Das bedeutet, dass die Betroffenen - oft gemeinsam mit kleinen Kindern oder dem von der Familie unerwünschten Partner - ihr altes Leben hinter sich lassen. Sie kappen die Verbindung zu Familie und Freunde, beginnen komplett von vorn - an einem neuen Wohnort, oft mit neuer Identität.

Der Operative Opferschutz nutzt annähernd die gleichen Instrumente wie Zeugenschutzprogramme. „Es geht um Gefahrenabwehr“, betont der Dezernatsleiter der zuständigen Abteilung im Landeskriminalamt (LKA) Niedersachsen. Der 53-Jährige und seine 47 Jahre alte Kollegin möchten ihre Namen nicht in den Medien erwähnt wissen, denn ihre Arbeit kann nur auf dem Grundsatz der Verschwiegenheit funktionieren.

Spezielle Form der Hilfe 2012 im Land eingeführt

Das Modell Operativer Opferschutz wurde 2005 in Hamburg eingeführt, Niedersachsen stieg 2012 ein.
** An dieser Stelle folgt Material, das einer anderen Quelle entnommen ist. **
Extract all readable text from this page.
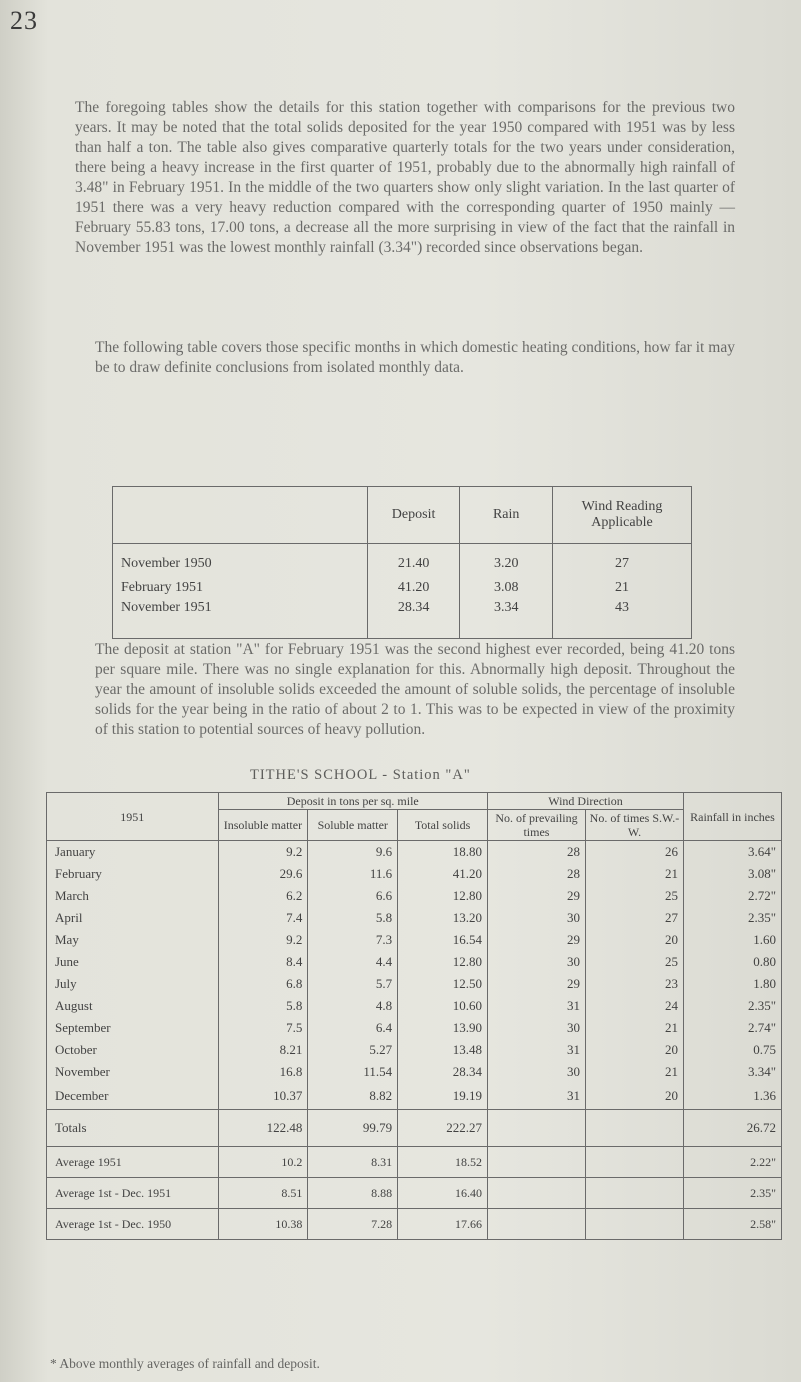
23
The foregoing tables show the details for this station together with comparisons for the previous two years. It may be noted that the total solids deposited for the year 1950 compared with 1951 was by less than half a ton. The table also gives comparative quarterly totals for the two years under consideration, there being a heavy increase in the first quarter of 1951, probably due to the abnormally high rainfall of 3.48" in February 1951. In the middle of the two quarters show only slight variation. In the last quarter of 1951 there was a very heavy reduction compared with the corresponding quarter of 1950 mainly — February 55.83 tons, 17.00 tons, a decrease all the more surprising in view of the fact that the rainfall in November 1951 was the lowest monthly rainfall (3.34") recorded since observations began.
The following table covers those specific months in which domestic heating conditions, how far it may be to draw definite conclusions from isolated monthly data.
	Deposit	Rain	Wind Reading Applicable
November 1950	21.40	3.20	27
February 1951	41.20	3.08	21
November 1951	28.34	3.34	43
The deposit at station "A" for February 1951 was the second highest ever recorded, being 41.20 tons per square mile. There was no single explanation for this. Abnormally high deposit. Throughout the year the amount of insoluble solids exceeded the amount of soluble solids, the percentage of insoluble solids for the year being in the ratio of about 2 to 1. This was to be expected in view of the proximity of this station to potential sources of heavy pollution.
TITHE'S SCHOOL - Station "A"
1951	Deposit in tons per sq. mile			Wind Direction		Rainfall in inches
	Insoluble matter	Soluble matter	Total solids	No. of prevailing times	No. of times S.W.-W.	
January	9.2	9.6	18.80	28	26	3.64"
February	29.6	11.6	41.20	28	21	3.08"
March	6.2	6.6	12.80	29	25	2.72"
April	7.4	5.8	13.20	30	27	2.35"
May	9.2	7.3	16.54	29	20	1.60
June	8.4	4.4	12.80	30	25	0.80
July	6.8	5.7	12.50	29	23	1.80
August	5.8	4.8	10.60	31	24	2.35"
September	7.5	6.4	13.90	30	21	2.74"
October	8.21	5.27	13.48	31	20	0.75
November	16.8	11.54	28.34	30	21	3.34"
December	10.37	8.82	19.19	31	20	1.36
Totals	122.48	99.79	222.27			26.72
Average 1951	10.2	8.31	18.52			2.22"
Average 1st - Dec. 1951	8.51	8.88	16.40			2.35"
Average 1st - Dec. 1950	10.38	7.28	17.66			2.58"
* Above monthly averages of rainfall and deposit.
Mittlerweile wird das aufwendige Programm in vielen Bundesländern praktiziert, in Baden-Württemberg startete im Januar ein zweijähriges Pilotprojekt. Beziehungstaten seien mit hoher Emotionalität verbunden, sagt der verantwortliche Abteilungsleiter beim LKA in Stuttgart, Robert Ullrich. Es seien irrationale Handlungen oder Kurzschlussreaktionen der Täter zu befürchten. „Deshalb müssen wir im Vergleich zu Zeugenschutzfällen oft von einer erhöhten oder akuten Gefährdung ausgehen.“

Polizeiliche Ermittlungen sowie Frauenhäuser oder Beratungsstellen machen die Beamten auf Opfer aufmerksam, die für das freiwillige Programm infrage kommen. Seit 2016 gibt es eine bundesweite Statistik. Demnach sind zwei Drittel der Teilnehmer weiblich, zwei Drittel kommen aus Zuwandererfamilien. Häufig geht es um Zwangsheirat oder gar angedrohte Morde, die vermeintlich im Namen der Familienehre geschehen sollen.

Die beiden Experten im LKA in Hannover schildern den Fall einer Frau mittleren Alters aus Osteuropa, die zunächst in ein Frauenhaus floh. Gegen ihren Mann - einen Landsmann - wurde unter anderem wegen versuchter Tötung ermittelt, die Kinder waren traumatisiert. Am Anfang stand ein langes Gespräch mit den Beamten über die Konsequenzen des Untertauchens. „Man bricht mit allen alten Strukturen komplett ab. Die ganze Kommunikation wird nur über uns geregelt“, erklärt die Polizistin. Eine Namensänderung war nicht möglich, sie kann nur bei deutschen Staatsbürgern erfolgen.

Gutachten ergänzen Risikoanalyse

Bei der Risikoanalyse bezieht die Polizei oft wissenschaftliche Gutachten etwa zum Thema Blutrache ein. Monatelang suchten die niedersächsischen Beamten einen geeigneten neuen Wohnort für die Frau und ihre Kinder. Dies hängt immer auch davon ab, ob es in dem jeweiligen Bundesland im Operativen Opferschutz ausgebildete Polizisten gibt, die Kapazität haben, den Fall zu übernehmen.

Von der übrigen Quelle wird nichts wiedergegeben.